To understand the impact these parties have, Winn developed regression models demonstrating the effects of right-wing cabinet post share and legislative seat share and discovered that as right-wing politicians increase as a share of governments, asylum recognition rates decrease.
Far-right parties likely cut back on asylum approvals because of their particularly “nativist, authoritarian, and populist ideologies.” While a number of left- and right-wing political stances broadly share skepticism toward immigration, Winn argued, the far right’s opposition to all non-native influences makes it uniquely incompatible with granting asylum.
The far-right ideology could therefore explain a key element of Winn’s results — that while right-wing gains in government generally are linked to lower asylum recognition rates, far-right gains cause an even sharper reduction in the rate of claims approved.
“Anti-immigrant policies meant to protect native workers or promote national security can be reconciled to asylum-based migration, which represents an extreme case and overriding humanitarian principles,” she said. “Nativism, however, cannot make exceptions for humanitarian interest in creating immigration policy.”
An increase of one standard deviation in legislative seat share for right-wing parties from its mean is linked with a decrease in recognition rate of “about .669 total points,” Winn found. While the effect may seem statistically “modest,” a drop in approved asylum claims has significant human stakes.
With 1,252,467 asylum claims made in the EU in 2017, Winn pointed out, “A global increase of right-wing parties in legislatures by one standard deviation would … be associated with over 8,379 additional asylum rejections.”
“Given the potential life-and-death consequences of asylum decisions, even such a modest change in recognition rate is worth noting,” she said.
Meanwhile, higher levels of left-wing participation in government didn’t seem to impact asylum recognition rates. That could be because left-wing parties weren’t classified by their specific agendas, she said, and future research could explore whether specific types of left-wing parties, such as pro-worker parties, might also favor tighter asylum controls.
Despite the continued discrepancies, the EU has taken meaningful steps toward harmonizing asylum policy across its 27 member states, Winn said, noting that the bloc in 1990 established the Dublin Convention to lay out rules for asylum adjudication procedures and launch a system for assigning claims to states. On top of subsequent updates to the Convention, the EU has also mandated a range of protections for individuals fleeing violence in their home countries and begun coordinating on a shared database for asylum seekers’ biometric data.
Nonetheless, these agreements leave individual states with “a wide degree of discretion” by their governments and even individual decision makers to judge who’s fleeing legitimate persecution and who isn’t, according to Winn, a dynamic which, while unavoidable to an extent, leaves the process open to political interference and potentially grave humanitarian impacts.

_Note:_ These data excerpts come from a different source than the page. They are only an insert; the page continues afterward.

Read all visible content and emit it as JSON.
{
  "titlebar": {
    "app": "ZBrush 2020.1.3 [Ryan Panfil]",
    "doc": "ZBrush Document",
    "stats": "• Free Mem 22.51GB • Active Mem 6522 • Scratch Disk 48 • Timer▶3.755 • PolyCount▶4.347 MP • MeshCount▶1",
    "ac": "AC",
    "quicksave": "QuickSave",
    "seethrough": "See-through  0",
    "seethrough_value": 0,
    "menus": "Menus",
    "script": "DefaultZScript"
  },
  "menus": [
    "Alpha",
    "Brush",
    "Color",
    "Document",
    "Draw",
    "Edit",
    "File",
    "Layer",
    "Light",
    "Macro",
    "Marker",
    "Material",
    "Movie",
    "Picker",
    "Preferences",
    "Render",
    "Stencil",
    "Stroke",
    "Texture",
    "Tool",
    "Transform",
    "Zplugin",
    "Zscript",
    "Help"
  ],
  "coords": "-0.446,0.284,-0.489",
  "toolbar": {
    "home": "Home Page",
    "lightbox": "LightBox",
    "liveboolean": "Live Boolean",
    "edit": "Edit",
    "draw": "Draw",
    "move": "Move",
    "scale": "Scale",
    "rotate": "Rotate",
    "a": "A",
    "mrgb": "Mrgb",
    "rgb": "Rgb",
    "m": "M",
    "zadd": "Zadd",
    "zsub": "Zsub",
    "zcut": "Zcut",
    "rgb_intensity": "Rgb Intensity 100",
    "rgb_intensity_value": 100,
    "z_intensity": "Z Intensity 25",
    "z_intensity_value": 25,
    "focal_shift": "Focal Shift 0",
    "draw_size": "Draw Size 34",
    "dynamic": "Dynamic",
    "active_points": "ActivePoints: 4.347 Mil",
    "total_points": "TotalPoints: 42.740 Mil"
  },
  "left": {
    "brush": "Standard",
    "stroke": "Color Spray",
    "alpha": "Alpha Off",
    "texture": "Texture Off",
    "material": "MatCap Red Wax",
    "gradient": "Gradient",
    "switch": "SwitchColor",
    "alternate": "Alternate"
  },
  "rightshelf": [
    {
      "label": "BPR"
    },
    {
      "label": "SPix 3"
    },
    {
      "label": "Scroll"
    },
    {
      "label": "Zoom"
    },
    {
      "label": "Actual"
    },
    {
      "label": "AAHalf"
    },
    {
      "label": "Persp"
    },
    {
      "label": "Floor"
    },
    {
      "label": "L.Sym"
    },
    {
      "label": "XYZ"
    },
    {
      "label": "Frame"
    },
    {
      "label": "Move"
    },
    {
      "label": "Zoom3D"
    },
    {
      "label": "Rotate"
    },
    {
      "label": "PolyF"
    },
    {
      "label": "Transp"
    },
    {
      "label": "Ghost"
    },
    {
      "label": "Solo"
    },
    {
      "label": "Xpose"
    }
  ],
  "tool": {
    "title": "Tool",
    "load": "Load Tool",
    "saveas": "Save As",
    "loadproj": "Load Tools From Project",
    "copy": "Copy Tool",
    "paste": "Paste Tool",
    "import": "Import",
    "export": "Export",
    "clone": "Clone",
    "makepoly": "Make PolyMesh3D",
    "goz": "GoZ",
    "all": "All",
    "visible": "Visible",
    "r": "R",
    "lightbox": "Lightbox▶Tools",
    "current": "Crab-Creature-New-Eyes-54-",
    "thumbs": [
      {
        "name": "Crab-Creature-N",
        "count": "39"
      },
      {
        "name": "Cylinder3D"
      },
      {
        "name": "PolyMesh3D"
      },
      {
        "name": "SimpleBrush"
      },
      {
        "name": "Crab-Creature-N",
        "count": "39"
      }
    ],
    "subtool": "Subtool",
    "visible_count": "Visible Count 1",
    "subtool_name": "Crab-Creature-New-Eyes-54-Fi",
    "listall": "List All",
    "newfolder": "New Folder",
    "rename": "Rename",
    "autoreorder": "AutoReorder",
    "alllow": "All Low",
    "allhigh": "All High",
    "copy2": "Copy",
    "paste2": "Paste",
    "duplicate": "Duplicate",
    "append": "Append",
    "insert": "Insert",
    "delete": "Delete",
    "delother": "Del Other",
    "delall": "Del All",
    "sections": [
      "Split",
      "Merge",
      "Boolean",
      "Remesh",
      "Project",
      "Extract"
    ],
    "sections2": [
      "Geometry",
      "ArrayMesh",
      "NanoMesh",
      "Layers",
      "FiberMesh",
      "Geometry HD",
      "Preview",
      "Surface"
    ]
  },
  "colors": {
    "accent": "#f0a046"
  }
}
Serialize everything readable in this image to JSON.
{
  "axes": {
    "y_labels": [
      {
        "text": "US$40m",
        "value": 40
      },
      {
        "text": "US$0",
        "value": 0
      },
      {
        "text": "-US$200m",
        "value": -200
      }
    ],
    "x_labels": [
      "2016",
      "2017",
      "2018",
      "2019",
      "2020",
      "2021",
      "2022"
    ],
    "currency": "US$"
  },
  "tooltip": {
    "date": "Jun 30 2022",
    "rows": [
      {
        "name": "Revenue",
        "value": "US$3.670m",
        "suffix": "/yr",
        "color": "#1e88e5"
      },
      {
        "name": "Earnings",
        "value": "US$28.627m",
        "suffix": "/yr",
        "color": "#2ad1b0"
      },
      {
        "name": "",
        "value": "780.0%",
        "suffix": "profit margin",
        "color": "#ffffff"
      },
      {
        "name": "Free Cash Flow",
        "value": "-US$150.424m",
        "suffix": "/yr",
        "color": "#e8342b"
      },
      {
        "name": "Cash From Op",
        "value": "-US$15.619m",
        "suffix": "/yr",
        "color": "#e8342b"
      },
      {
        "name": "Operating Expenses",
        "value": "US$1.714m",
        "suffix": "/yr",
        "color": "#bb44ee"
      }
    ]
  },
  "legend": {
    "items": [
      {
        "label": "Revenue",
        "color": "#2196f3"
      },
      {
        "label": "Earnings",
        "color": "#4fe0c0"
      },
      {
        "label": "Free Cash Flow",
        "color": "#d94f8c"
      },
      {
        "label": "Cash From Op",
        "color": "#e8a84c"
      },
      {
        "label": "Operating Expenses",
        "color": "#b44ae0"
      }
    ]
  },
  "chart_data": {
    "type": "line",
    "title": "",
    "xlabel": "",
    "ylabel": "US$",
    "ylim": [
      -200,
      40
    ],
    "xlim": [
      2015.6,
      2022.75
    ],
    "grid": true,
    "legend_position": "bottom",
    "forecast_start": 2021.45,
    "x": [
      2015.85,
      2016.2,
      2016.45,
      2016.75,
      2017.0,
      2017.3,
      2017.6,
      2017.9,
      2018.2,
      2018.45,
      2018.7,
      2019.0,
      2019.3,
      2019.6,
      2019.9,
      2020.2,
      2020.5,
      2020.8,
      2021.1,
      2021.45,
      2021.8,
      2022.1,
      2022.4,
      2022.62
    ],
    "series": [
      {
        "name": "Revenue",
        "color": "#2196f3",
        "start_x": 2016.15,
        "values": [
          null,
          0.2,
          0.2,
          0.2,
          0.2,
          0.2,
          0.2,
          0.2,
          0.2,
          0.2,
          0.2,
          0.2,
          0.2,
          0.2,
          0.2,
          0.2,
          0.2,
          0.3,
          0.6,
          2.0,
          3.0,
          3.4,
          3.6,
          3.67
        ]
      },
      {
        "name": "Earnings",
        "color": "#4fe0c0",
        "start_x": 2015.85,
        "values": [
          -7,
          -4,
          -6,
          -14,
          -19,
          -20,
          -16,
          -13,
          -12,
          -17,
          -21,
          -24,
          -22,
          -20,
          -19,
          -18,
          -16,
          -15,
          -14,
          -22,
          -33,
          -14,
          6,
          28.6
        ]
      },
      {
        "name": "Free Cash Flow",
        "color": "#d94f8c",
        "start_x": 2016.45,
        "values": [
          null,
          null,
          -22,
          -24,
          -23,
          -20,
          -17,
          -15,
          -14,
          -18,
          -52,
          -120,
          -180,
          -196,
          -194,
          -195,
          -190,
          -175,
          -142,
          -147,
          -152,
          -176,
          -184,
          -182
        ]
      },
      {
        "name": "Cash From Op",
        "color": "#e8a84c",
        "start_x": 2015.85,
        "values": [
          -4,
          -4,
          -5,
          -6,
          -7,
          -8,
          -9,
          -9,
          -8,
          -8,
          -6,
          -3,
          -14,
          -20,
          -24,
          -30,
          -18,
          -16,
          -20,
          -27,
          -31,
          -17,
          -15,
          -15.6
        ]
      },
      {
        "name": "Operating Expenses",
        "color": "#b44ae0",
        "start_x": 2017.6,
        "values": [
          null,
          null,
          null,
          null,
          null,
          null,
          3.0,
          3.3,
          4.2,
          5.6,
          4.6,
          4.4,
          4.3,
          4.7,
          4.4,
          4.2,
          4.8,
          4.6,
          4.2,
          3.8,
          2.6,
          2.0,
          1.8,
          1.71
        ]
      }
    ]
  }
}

The push to ensure that asylum claims are processed fairly is still relatively young and may become more effective as time goes on, according to Winn, who noted that EU agencies are now flexing their enforcement authority through fines against governments that aren’t meeting their obligations to migrants of all kinds.
That effort is part of larger bid by international institutions like the EU and the United Nations to coordinate “transnational governance” through promoting human rights across borders and ensuring violators face consequences.
Any progress in that direction is better than none at all, Winn said.
“The alternative would be not having these types of [transnational] organizations, which would produce the same if not worse outcomes from the perspective of homogenizing policies and ensuring fairness,” she said. “So even though perhaps it’s not performing where we would like it to be, I think it is better than not having it.”
The article “The far-right and asylum outcomes: Assessing the impact of far-right politics on asylum decisions in Europe,” published online on Dec. 8 in European Union Politics, was authored by researcher Meredith Winn of Sciences Po.